I can’t do that on my own. I need Sol. I need the conversations we haven’t had. The things I don’t remember. The things I do. I need the way Sol looks at me sometimes like he’s dying inside and something inside me holds the cure.

And that need has me drifting closer to the bathroom. Reeled in by Sol’s absent humming and the blurred shape of him behind the shower screen. The line of his inked back. The arch of his neck as he rinses his hair.

I brace on the doorframe, steam still pooling around me, hands curling into fists as every ounce of tenderness I feel for my best friend fights with a scorching urge inside me. A soul-deep instinct that wants every piece of him he’ll give me.

More.

Fuck, that word has done a number on me for weeks now. But as the water shuts off and sudden quiet fills the space, I do what Mal said and push everything aside. Shove it off a fucking cliff in time for Sol to slide the shower door open and find me waiting on him.

He knows.

I see it in his dark, heavy-lidded eyes.

In the deliberate step he takes past the towel rail and into my orbit.
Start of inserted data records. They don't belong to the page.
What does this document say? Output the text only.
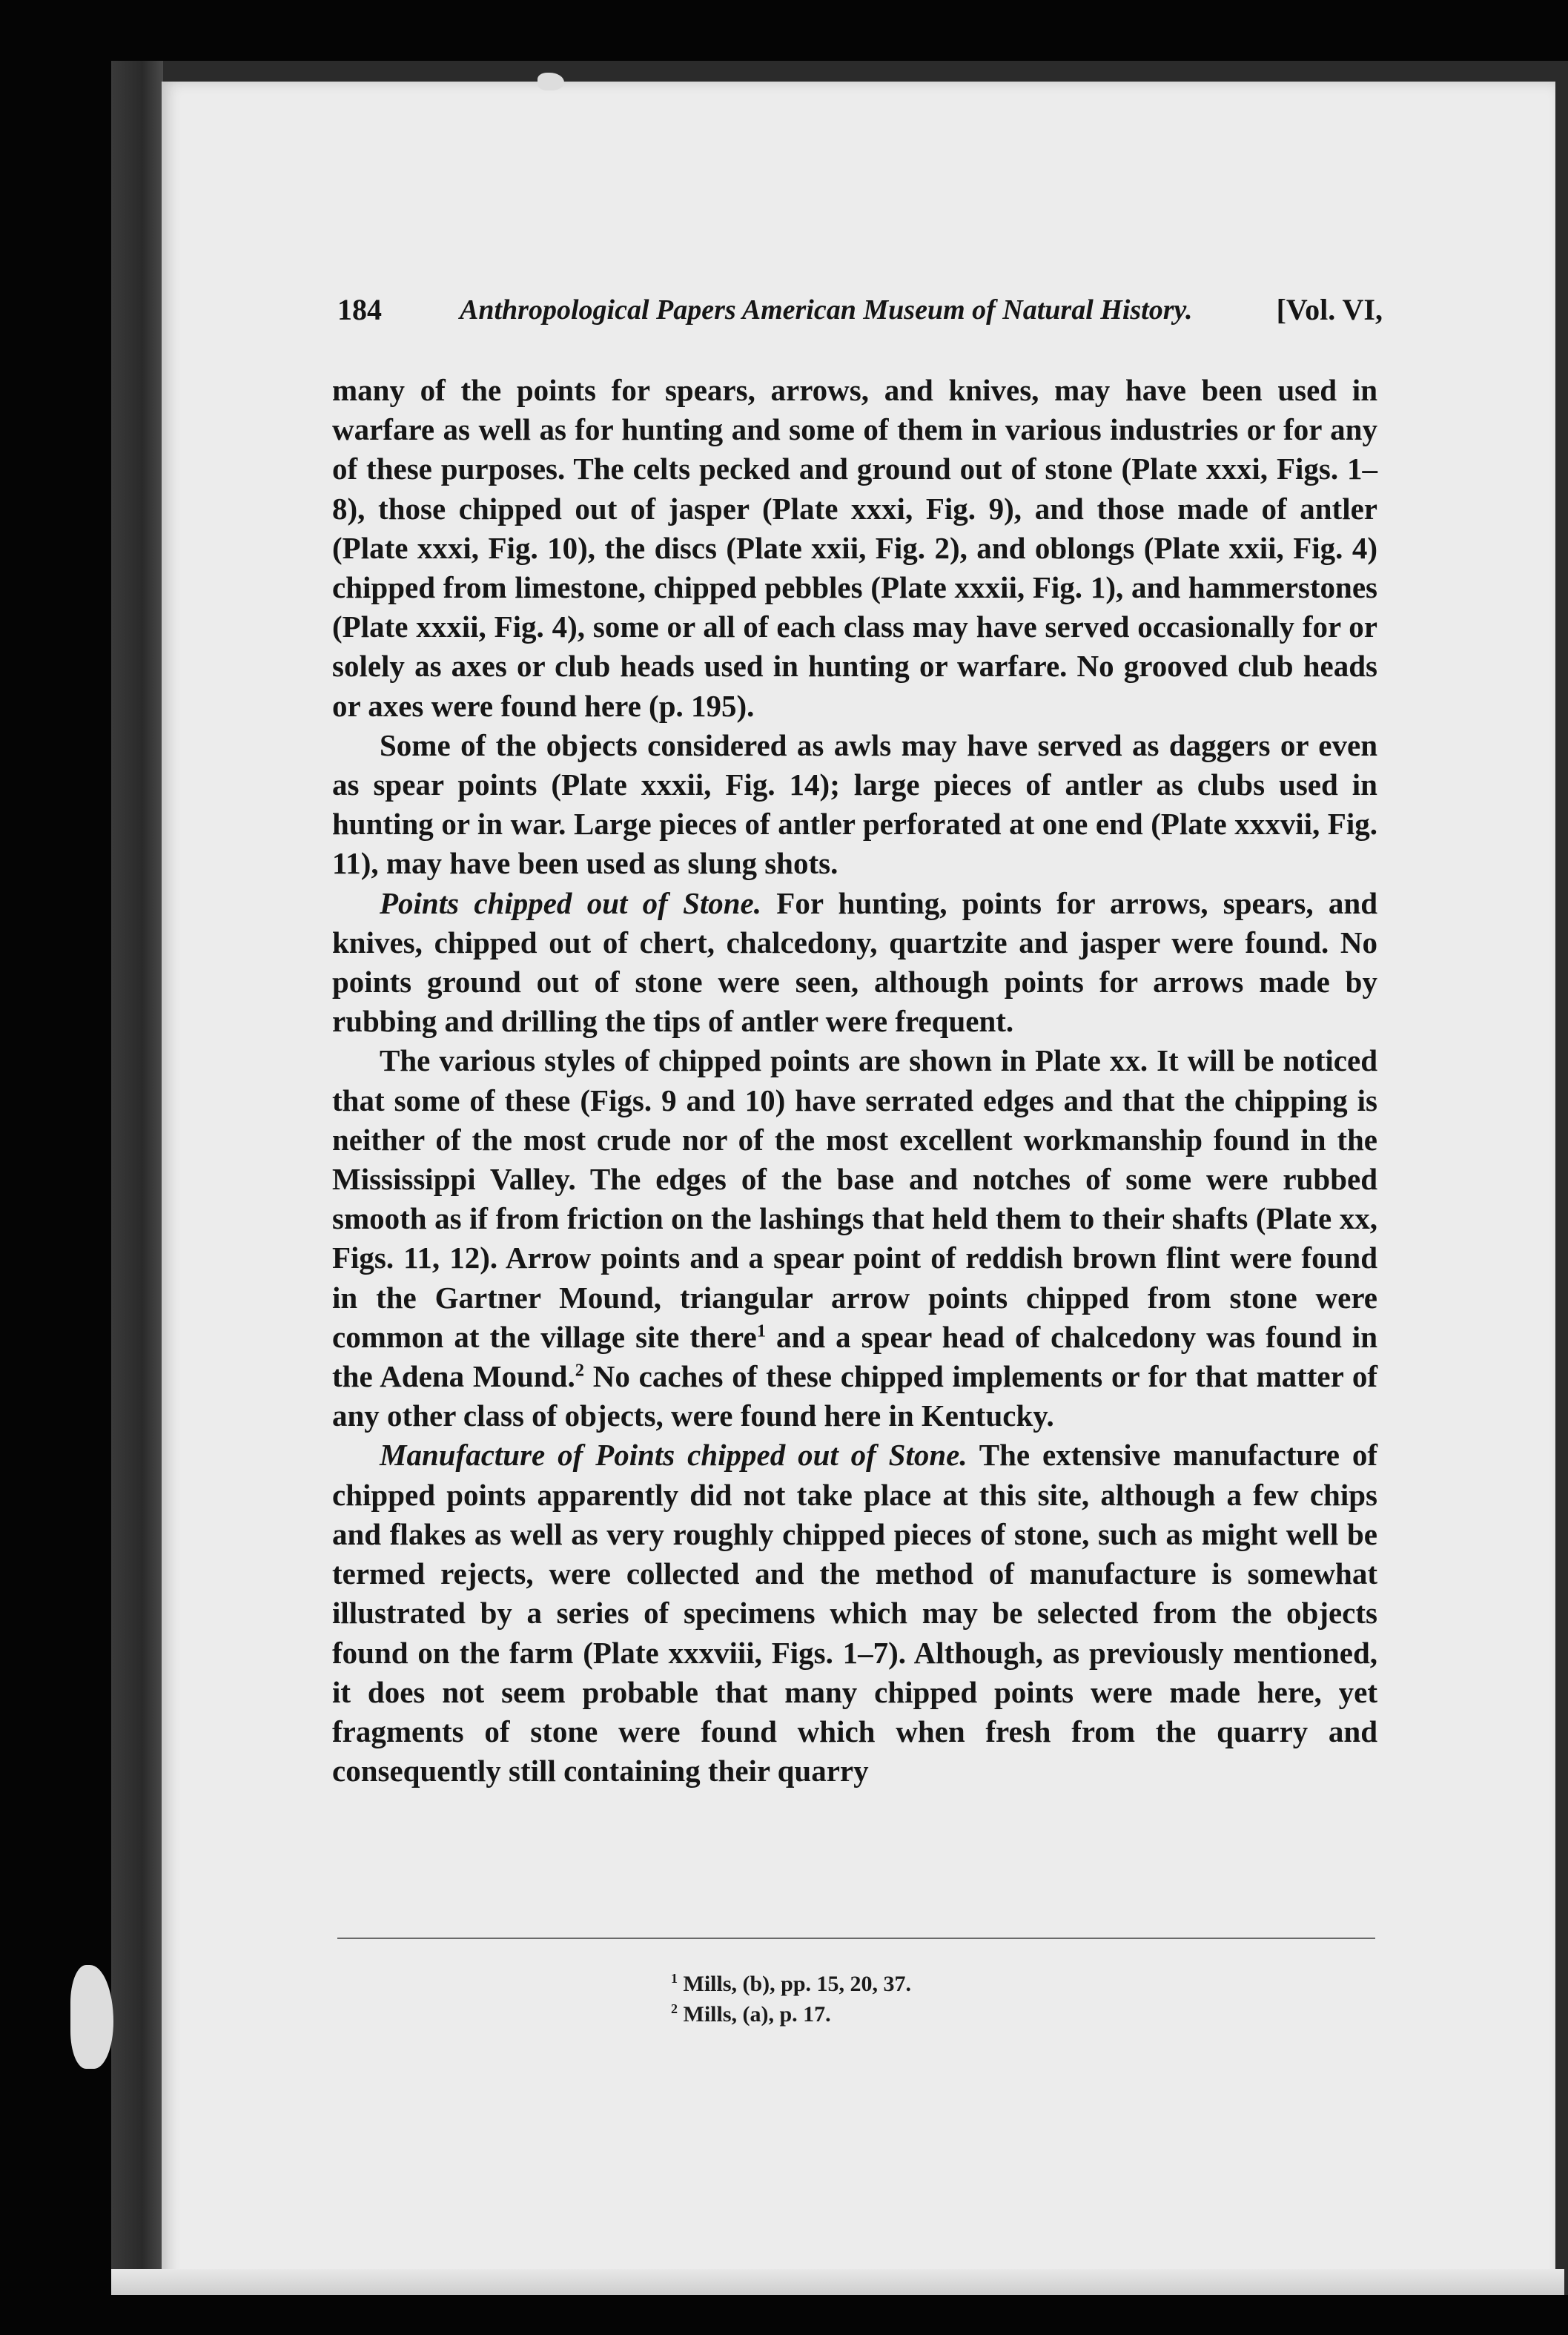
184	Anthropological Papers American Museum of Natural History.	[Vol. VI,

many of the points for spears, arrows, and knives, may have been used in warfare as well as for hunting and some of them in various industries or for any of these purposes. The celts pecked and ground out of stone (Plate xxxi, Figs. 1–8), those chipped out of jasper (Plate xxxi, Fig. 9), and those made of antler (Plate xxxi, Fig. 10), the discs (Plate xxii, Fig. 2), and oblongs (Plate xxii, Fig. 4) chipped from limestone, chipped pebbles (Plate xxxii, Fig. 1), and hammerstones (Plate xxxii, Fig. 4), some or all of each class may have served occasionally for or solely as axes or club heads used in hunting or warfare. No grooved club heads or axes were found here (p. 195).

Some of the objects considered as awls may have served as daggers or even as spear points (Plate xxxii, Fig. 14); large pieces of antler as clubs used in hunting or in war. Large pieces of antler perforated at one end (Plate xxxvii, Fig. 11), may have been used as slung shots.

Points chipped out of Stone. For hunting, points for arrows, spears, and knives, chipped out of chert, chalcedony, quartzite and jasper were found. No points ground out of stone were seen, although points for arrows made by rubbing and drilling the tips of antler were frequent.

The various styles of chipped points are shown in Plate xx. It will be noticed that some of these (Figs. 9 and 10) have serrated edges and that the chipping is neither of the most crude nor of the most excellent workmanship found in the Mississippi Valley. The edges of the base and notches of some were rubbed smooth as if from friction on the lashings that held them to their shafts (Plate xx, Figs. 11, 12). Arrow points and a spear point of reddish brown flint were found in the Gartner Mound, triangular arrow points chipped from stone were common at the village site there$^1$ and a spear head of chalcedony was found in the Adena Mound.$^2$ No caches of these chipped implements or for that matter of any other class of objects, were found here in Kentucky.

Manufacture of Points chipped out of Stone. The extensive manufacture of chipped points apparently did not take place at this site, although a few chips and flakes as well as very roughly chipped pieces of stone, such as might well be termed rejects, were collected and the method of manufacture is somewhat illustrated by a series of specimens which may be selected from the objects found on the farm (Plate xxxviii, Figs. 1–7). Although, as previously mentioned, it does not seem probable that many chipped points were made here, yet fragments of stone were found which when fresh from the quarry and consequently still containing their quarry

$^1$ Mills, (b), pp. 15, 20, 37.
$^2$ Mills, (a), p. 17.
I meet him halfway. The tiles are cool beneath my feet, the air hot in my lungs. My pulse is a hammer in my veins as I grip his jaw with deeper intent than I ever have before. “How drunk are you?”

He shrugs, gaze simmering with everything I feel. “Just the right amount, Jackie. If you’re worrying about consent.”

I’m not. No noise, remember? I’m not worried about anything. We are skin and light and breath, and I claim Sol’s lush mouth in a rough kiss. Then I pull back to press my forehead to his. “Get in my fucking bed.”